J Bradford DeLong takes his clown show to the Financial Times:
Fema’s decision to keep the Red Cross from sending supplies and medical personnel into New Orleans. The Red Cross reports: “We simply cannot enter New Orleans against their orders . . . [They say] our presence would keep people from evacuating and encourage others to come into the city”?
According to the Red Cross's own website it was state and local officials who prevented them from entering New Orleans, not FEMA:
Acess to New Orleans is controlled by the National Guard and local authorities and while we are in constant contact with them, we simply cannot enter New Orleans against their orders.
The state Homeland Security Department had requested--and continues to request--that the American Red Cross not come back into New Orleans following the hurricane.
That is clear enough English, no?
More errors from the not-so-good professor:
James Lee Witt, who was Fema director under President Bill Clinton: “In the 1990s, in planning for a New Orleans nightmare scenario, the federal government figured it would pre-deploy nearby ships with pumps to remove water from the below-sea-level city and have hospital ships nearby.
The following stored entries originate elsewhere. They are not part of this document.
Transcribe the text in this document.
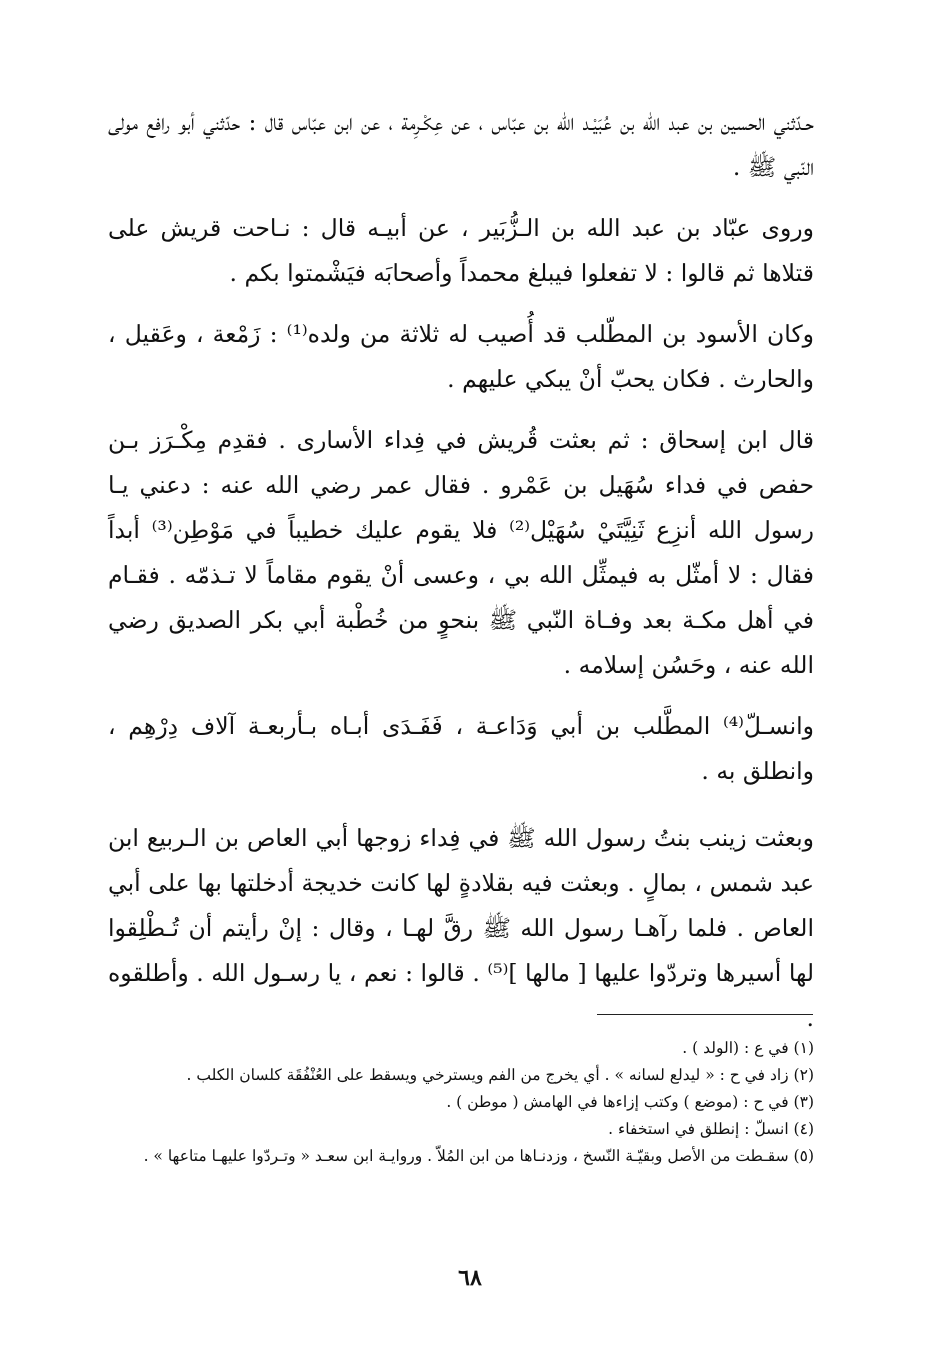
حـدّثني الحسين بن عبد الله بن عُبَيْـد الله بن عبّاس ، عن عِكْـرِمة ، عن ابن عبّاس قال : حدّثني أبو رافع مولى النّبي ﷺ .

وروى عبّاد بن عبد الله بن الـزُّبَير ، عن أبيـه قال : نـاحت قريش على قتلاها ثم قالوا : لا تفعلوا فيبلغ محمداً وأصحابَه فيَشْمتوا بكم .

وكان الأسود بن المطّلب قد أُصيب له ثلاثة من ولده⁽¹⁾ : زَمْعة ، وعَقيل ، والحارث . فكان يحبّ أنْ يبكي عليهم .

قال ابن إسحاق : ثم بعثت قُريش في فِداء الأسارى . فقدِم مِكْـرَز بـن حفص في فداء سُهَيل بن عَمْرو . فقال عمر رضي الله عنه : دعني يـا رسول الله أنزِع ثَنِيَّتَيْ سُهَيْل⁽²⁾ فلا يقوم عليك خطيباً في مَوْطِن⁽³⁾ أبداً فقال : لا أمثّل به فيمثِّل الله بي ، وعسى أنْ يقوم مقاماً لا تـذمّه . فقـام في أهل مكـة بعد وفـاة النّبي ﷺ بنحوٍ من خُطْبة أبي بكر الصديق رضي الله عنه ، وحَسُن إسلامه .

وانسـلّ⁽⁴⁾ المطَّلب بن أبي وَدَاعـة ، فَفَـدَى أبـاه بـأربعـة آلاف دِرْهِم ، وانطلق به .

وبعثت زينب بنتُ رسول الله ﷺ في فِداء زوجها أبي العاص بن الـربيع ابن عبد شمس ، بمالٍ . وبعثت فيه بقلادةٍ لها كانت خديجة أدخلتها بها على أبي العاص . فلما رآهـا رسول الله ﷺ رقَّ لهـا ، وقال : إنْ رأيتم أن تُـطْلِقوا لها أسيرها وتردّوا عليها [ مالها ]⁽⁵⁾ . قالوا : نعم ، يا رسـول الله . وأطلقوه .

(١) في ع : (الولد ) .

(٢) زاد في ح : « ليدلع لسانه » . أي يخرج من الفم ويسترخي ويسقط على العُنْفُقَة كلسان الكلب .

(٣) في ح : (موضع ) وكتب إزاءها في الهامش ( موطن ) .

(٤) انسلّ : إنطلق في استخفاء .

(٥) سقـطت من الأصل وبقيّـة النّسخ ، وزدنـاها من ابن المُلاّ . وروايـة ابن سعـد « وتـردّوا عليهـا متاعها » .

٦٨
These things need to be planned and prepared for; it just doesn’t look like it was”
Professor DeLong is proud of having served in an administration that would have deliberately placed ships in the path of a hurricane? Apparently so, because he stresses Witt's point:
When hurricanes threaten the Gulf coast, you pre-position hospital and rescue ships offshore. You have a meeting beforehand and ask: “if this truly goes south – much worse than we are expecting – what things will we wish a month from now that we had done today?” In the case of New Orleans, you know that there will be floods so you prepare to drop support from the air.
Well, that is what the navy was able to do by having the USS Bataan trail the hurricane. Immediately after the flooding occurred. Yet, Professor DeLong deleted that information from his blog's comments section when a helpful reader offered it.